SEC. 8103. LEVEL OF OBLIGATION LIMITATIONS.
(a) Highway Category.--For the purpose of section 251(b) of the Balanced Budget and Emergency Deficit Control Act of 1985
(2 U.S.C. 901(b)), the level of obligation limitations for the highway category is--
(1) for fiscal year 2005, $35,154,000,000;
(2) for fiscal year 2006, $40,110,000,000;
(3) for fiscal year 2007, $40,564,000,000;
(4) for fiscal year 2008, $42,544,000,000; and
(5) for fiscal year 2009, $43,281,000,000.

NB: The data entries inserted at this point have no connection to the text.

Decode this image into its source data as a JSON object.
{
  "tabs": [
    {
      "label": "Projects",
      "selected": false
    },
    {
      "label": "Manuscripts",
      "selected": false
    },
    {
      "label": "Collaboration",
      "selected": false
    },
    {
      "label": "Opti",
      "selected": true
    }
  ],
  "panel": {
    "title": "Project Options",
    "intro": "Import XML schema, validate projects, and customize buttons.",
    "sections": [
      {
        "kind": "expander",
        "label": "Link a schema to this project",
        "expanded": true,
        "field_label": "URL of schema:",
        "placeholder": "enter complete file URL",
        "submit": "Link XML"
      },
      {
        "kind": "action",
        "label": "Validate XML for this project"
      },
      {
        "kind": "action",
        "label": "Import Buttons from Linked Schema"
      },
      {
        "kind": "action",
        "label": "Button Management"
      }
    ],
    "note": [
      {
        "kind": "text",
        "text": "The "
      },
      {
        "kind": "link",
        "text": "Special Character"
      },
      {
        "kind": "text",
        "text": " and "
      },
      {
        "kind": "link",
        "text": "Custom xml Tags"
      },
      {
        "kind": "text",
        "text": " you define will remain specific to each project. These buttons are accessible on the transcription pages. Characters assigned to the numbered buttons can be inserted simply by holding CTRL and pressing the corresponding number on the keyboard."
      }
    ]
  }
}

(b) Mass Transit Category.--For the purpose of section 251(b) of the Balanced Budget and Emergency Deficit Control Act of 1985 (2 U.S.C. 901(b)), the level of obligation limitations for the mass transit category is--
(1) for fiscal year 2005, $7,609,000,000;
(2) for fiscal year 2006, $8,902,000,000;
(3) for fiscal year 2007, $9,367,000,000;
(4) for fiscal year 2008, $10,171,000,000; and
(5) for fiscal year 2009, $10,502,000,000.For the purpose of this subsection, the term ``obligation limitations'' means the sum of budget authority and obligation limitations.